Ann Demeulemeester Menswear
August 2, 2015Practically speaking, there is no such a thing as Ann Demeulemeester Menswear.
The Belgian designer is renowned for her mixed androgynous collections worn by strong bohemian women and poetic brooding men, providing for all gender overlaps in between.
Ann Demeulemeester started her own label in 1986 and introduced her men’s line in 1996, which smoothly blended in with her existing designs, providing subtle but notable differences in style, cut, materials and accessories that highlight the wearability across genders.
Ann Demeulemeester Menswear for Poets and Bad Boys
The core of the collections is the slim silhouette of a slightly starved grouchy poet, which would easily fit in the dreamscape of Helmut Lang or Hedi Slimane, as worn by the young Nick Cave.
Music remains constantly relevant and the source of inspiration for Demeulemeester – the same as with her womenswear – and this is reflected through carefully chosen soundscape for her shows as well as casting young upcoming musicians as models.
These are clothes that will inevitably come to a bad end, on the gallows, in debtors’ jail or pierced in a duel; it is practically impossible to have an ordinary day while wearing a perfectly rumpled shirt, topped with an oversized coat and a bad weather hat, especially with a black ribbon of death dangling precariously from the lapel.
Sleeves fall over slender wrists exposing inky fingers crusted with heavy silverware. If the Devil wears Prada, Dracula wears Ann Demeulemeester Menswear.
As Rimbaud writes: “A poet makes himself a visionary through a long, boundless, and systematised disorganisation of all the senses. All forms of love, of suffering, of madness; he searches himself, he exhausts within himself all poisons, and preserves their quintessences. Unspeakable torment, where he will need the greatest faith, a superhuman strength, where he becomes all men… Because he has cultivated his soul, already rich, more than anyone, he attains the unknown.”
Waistcoats
If there is one garment that Ann Demeulemeester Menswear has transitioned from granddad to dandy, it’s the waistcoat. She cuts several variations every season, from leather to gossamer, louche to lascivious, never missing a beat.

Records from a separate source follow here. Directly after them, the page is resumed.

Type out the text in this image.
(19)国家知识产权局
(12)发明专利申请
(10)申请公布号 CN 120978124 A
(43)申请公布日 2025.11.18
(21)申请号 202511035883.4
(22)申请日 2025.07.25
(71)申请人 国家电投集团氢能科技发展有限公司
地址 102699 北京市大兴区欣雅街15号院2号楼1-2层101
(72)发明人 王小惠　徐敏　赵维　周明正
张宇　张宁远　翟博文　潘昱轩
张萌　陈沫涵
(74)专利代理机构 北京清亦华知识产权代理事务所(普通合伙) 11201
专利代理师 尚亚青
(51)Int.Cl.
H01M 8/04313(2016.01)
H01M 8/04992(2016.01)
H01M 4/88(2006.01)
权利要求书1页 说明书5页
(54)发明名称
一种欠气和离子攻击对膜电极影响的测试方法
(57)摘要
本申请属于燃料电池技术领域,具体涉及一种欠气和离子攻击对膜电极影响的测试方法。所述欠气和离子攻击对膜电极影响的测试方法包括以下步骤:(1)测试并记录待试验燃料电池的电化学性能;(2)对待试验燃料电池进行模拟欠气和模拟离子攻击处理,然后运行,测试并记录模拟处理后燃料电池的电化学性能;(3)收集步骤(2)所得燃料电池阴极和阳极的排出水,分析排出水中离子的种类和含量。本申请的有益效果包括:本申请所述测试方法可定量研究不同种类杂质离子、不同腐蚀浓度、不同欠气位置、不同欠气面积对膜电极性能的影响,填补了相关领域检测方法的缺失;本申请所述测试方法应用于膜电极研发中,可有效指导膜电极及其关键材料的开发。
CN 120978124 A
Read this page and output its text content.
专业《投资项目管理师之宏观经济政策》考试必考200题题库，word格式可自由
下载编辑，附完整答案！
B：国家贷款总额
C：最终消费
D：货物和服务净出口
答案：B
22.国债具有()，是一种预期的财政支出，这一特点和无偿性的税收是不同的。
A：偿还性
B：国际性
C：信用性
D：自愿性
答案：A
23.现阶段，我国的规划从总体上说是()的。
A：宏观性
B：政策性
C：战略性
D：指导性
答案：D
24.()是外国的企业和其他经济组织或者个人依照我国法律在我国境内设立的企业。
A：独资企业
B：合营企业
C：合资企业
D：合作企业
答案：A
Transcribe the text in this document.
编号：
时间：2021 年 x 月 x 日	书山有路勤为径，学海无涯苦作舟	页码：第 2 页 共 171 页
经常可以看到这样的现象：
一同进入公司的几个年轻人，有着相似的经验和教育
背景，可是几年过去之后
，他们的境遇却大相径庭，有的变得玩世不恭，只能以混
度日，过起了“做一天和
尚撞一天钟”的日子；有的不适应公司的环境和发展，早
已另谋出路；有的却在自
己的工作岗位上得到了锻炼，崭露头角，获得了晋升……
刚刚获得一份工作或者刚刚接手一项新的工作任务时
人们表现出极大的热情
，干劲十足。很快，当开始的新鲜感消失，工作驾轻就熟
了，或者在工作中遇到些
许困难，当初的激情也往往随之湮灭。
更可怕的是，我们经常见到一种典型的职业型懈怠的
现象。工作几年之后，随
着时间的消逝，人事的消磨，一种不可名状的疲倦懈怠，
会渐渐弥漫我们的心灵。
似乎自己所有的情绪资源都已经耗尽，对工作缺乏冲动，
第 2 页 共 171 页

Worn alone, it’s elegantly punkish and gauche; over a white shirt it becomes the armour of apparitions and romantics. Finally, something that replaces confidently that wardrobe staple, the white t-shirt.
The label accessories are beautiful things to behold: silver talismanic rings, voodoo amulets, spun from heavy gauge metal, leather, feathers, stone – they have that bespoke yet playfully thrown together feeling: something found and remade, worn for its meaning rather than looks.
The future of Ann Demeulemeester Menswear
While it seems that the women’s collection has plenty of power left in it now Ms Demeulemeester has withdrawn from her label, it’s harder to say the same for Ann Demeulemeester Menswear.
Ann Demeulemeester Menswear Spring-Summer 2014 introduces patterns and colours unheard of in the shady groves of the poets, unless the poet in question is Dr Seuss. Cute Ms Marple hats notwithstanding, it is hard to take the bold deckchair stripes seriously.
Black flocked velvet flowers drip indecently down the inner trouser leg or crust the shoulders, while poor up-to-no-good boys try really hard to keep a stiff pout. It’s pompous and overworked, not a welcome departure from the label of such a clear and disciplined vision.
Could this be a take on Rimbaud’s call for systematised disorganisation of all the senses? Or a death toll for a much-loved muse of lyrical darkness? Time will tell.